Release Date: February 20, 2018
My Rating: 🍪🍪🍪🍪.5
I am going to start off this review by addressing the half a star (err cookie) that I knocked off my rating. The only reason this memoir wasn’t a full five out of five for me is because of my own personal discomfort when reading about the violence and abuse Tara was subjected to. Her experiences are, of course, the essence of the book. The stories are told in a matter of fact and straightforward manner, but the descriptions of injuries and accidents were hard for me to swallow. That’s my problem, and not a problem with the writing or the book as a whole. That being said, this was an incredible book. I doubt there is much I can get down in a review that hasn’t been said already, but I’ll do my best.
Educated is a memoir about a girl growing up in rural Idaho. She is raised Mormon, with a father who is convinced the government is inherently evil, and the End Days are imminent. He works hard to try to prepare his family for the impending end of life as they know it, making sure they have access to weapons and water. For an income, he scraps metal, and employs his children as his team in this dangerous endeavor. The kids do not go to school. The education system is understood to be a means of government control.
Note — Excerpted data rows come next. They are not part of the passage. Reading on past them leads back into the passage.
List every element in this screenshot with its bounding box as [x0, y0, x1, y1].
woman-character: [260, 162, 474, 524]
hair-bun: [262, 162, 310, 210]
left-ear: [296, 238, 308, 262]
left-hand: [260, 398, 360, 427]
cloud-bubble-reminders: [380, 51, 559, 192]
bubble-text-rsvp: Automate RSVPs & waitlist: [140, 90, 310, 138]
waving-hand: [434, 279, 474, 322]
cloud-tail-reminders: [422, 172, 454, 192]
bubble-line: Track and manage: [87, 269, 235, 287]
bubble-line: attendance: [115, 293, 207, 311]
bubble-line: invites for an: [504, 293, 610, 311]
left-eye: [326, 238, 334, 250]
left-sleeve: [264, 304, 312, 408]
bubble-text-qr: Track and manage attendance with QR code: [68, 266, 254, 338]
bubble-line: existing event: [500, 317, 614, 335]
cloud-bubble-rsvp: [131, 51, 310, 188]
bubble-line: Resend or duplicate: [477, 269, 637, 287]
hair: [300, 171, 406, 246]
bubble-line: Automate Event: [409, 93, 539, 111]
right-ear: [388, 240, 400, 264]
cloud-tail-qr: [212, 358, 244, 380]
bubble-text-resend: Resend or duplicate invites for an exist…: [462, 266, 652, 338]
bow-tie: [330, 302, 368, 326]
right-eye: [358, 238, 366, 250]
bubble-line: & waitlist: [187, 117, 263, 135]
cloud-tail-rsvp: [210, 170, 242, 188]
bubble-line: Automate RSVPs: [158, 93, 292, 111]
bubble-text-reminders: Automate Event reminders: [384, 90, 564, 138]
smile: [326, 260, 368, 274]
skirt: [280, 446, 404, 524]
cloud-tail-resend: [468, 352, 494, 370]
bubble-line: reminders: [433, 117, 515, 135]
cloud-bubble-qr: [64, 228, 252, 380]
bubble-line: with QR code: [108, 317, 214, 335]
Most of the children don’t even have birth certificates, and, at least for a while, there is no record of their existence.
That thought in and of itself terrified me. If there’s no record that you are a person, no one external from your life is able to look out for you. Tara doesn’t even know her own birthdate, nor do her parents. One by one, Tara and her siblings become curious about education. Tara and several of her brothers take it upon themselves to study for the ACTs and enroll themselves in college. Despite not having any formal education until she steps into a college classroom for the first time, Tara becomes committed to her education. To me, the narrative read as if she were so starved for knowledge that she couldn’t get enough of it. She wanted to make up for the years when she had so little, and learn it all.
This is a story of incredible triumph as Tara studies abroad in England, and goes on to receive her PhD. There is an endless push and pull between her education and her family. The unbelievable abuse and closed-mindedness of her family, and her mother’s inability to stand up for herself were relentless. I kept hoping for Tara to see it, to see that she could walk away.
The writing in this memoir is elegant and straightforward. It is not meant to elicit pity, it simply outlines Tara’s life thus far. Almost as amazing as this book, were these Congo Bars. I made this particular batch with mini milk chocolate peanut butter cups from Trader Joe’s, instead of the baking melts called for in the recipe, and it is definitely a swap I will be making again in the future.